CORNWALL, Ontario – Helping those in distress is the job of a paramedic, and that job can be dangerous even in normal situations, but the COVID-19 pandemic, is not a normal situation.
The COVID-19 pandemic has changed the way everyone lives their lives. For most, the pandemic has meant staying home, not going out, and this is done to keep the population separated, but safe.
For paramedics, it is the opposite. They do not have the luxury of staying home and staying socially distant from others.
Now, more than ever, paramedics are being asked to go out into the world and help fight the pandemic on the frontlines.
This is true for our own Cornwall and SD&G paramedics.
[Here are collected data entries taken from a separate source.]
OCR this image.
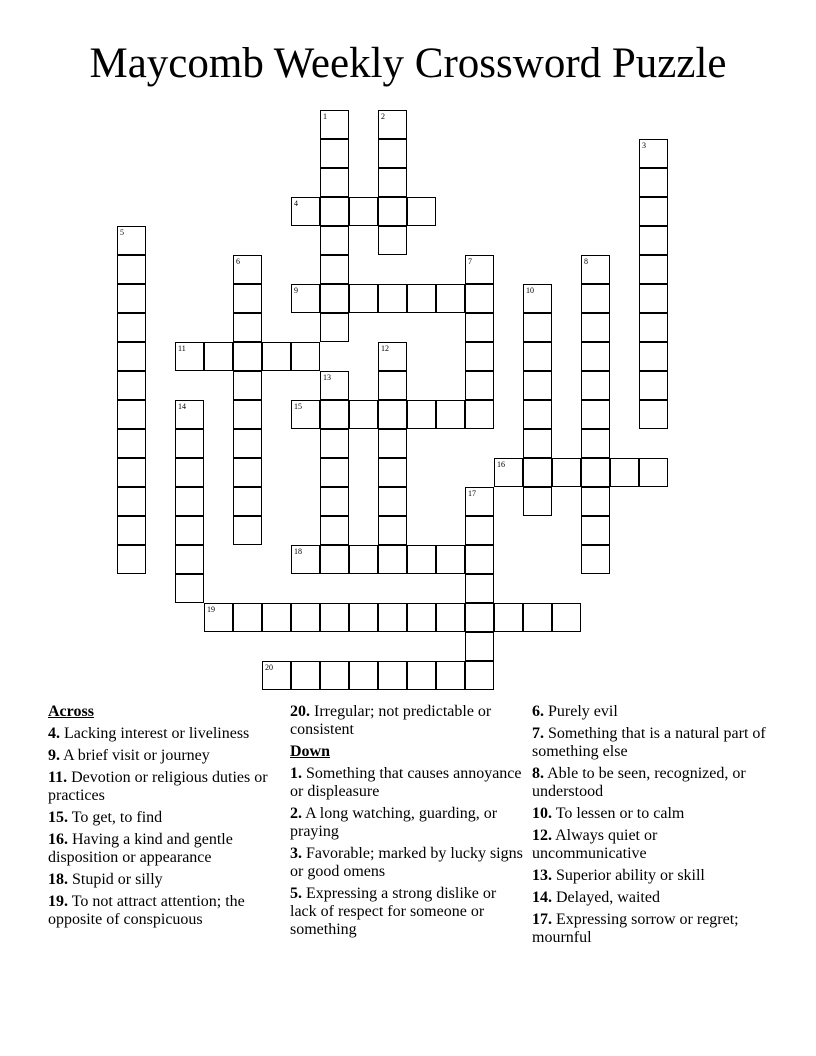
Maycomb Weekly Crossword Puzzle
1	2
3
4
5
6	7	8
9	10
11	12
13
14	15
16
17
18
19
20
Across
4. Lacking interest or liveliness
9. A brief visit or journey
11. Devotion or religious duties or practices
15. To get, to find
16. Having a kind and gentle disposition or appearance
18. Stupid or silly
19. To not attract attention; the opposite of conspicuous
20. Irregular; not predictable or consistent
Down
1. Something that causes annoyance or displeasure
2. A long watching, guarding, or praying
3. Favorable; marked by lucky signs or good omens
5. Expressing a strong dislike or lack of respect for someone or something
6. Purely evil
7. Something that is a natural part of something else
8. Able to be seen, recognized, or understood
10. To lessen or to calm
12. Always quiet or uncommunicative
13. Superior ability or skill
14. Delayed, waited
17. Expressing sorrow or regret; mournful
Since March, Cornwall and SD&G paramedics have been doing at home testing for COVID-19.
This testing is available to the most vulnerable members of the population for whom going to an assessment centre is either not feasible or is too much of a risk.
These tests are necessary to help track the progress of COVID-19 in our community and to get help to those who need it while keeping everyone else safe, but it also exposes Cornwall paramedics to this highly contagious virus.
Thankfully, the Eastern Ontario Health Unit has yet to report any cases of COVID-19 in any paramedics.
To date, the Cornwall and SD&G paramedics have conducted hundreds of at home COVID-19 tests and that number includes some of the area’s nursing homes.
There are approximately 20 members of the Cornwall and SD&G Paramedic Service who have been trained to do at home COVID-19 testing.
“There is definitely a fear,” said Leigh Wheeler, a paramedic with 15 years of experience and the one responsible for training paramedics in at home testing.
The paramedics are given Personal Protective Equipment and Wheeler said that the Cornwall and SD&G paramedics were fortunate that they were not experiencing shortages.
“We will be able to see this thing to the end,” he said. “Which is hopefully soon.”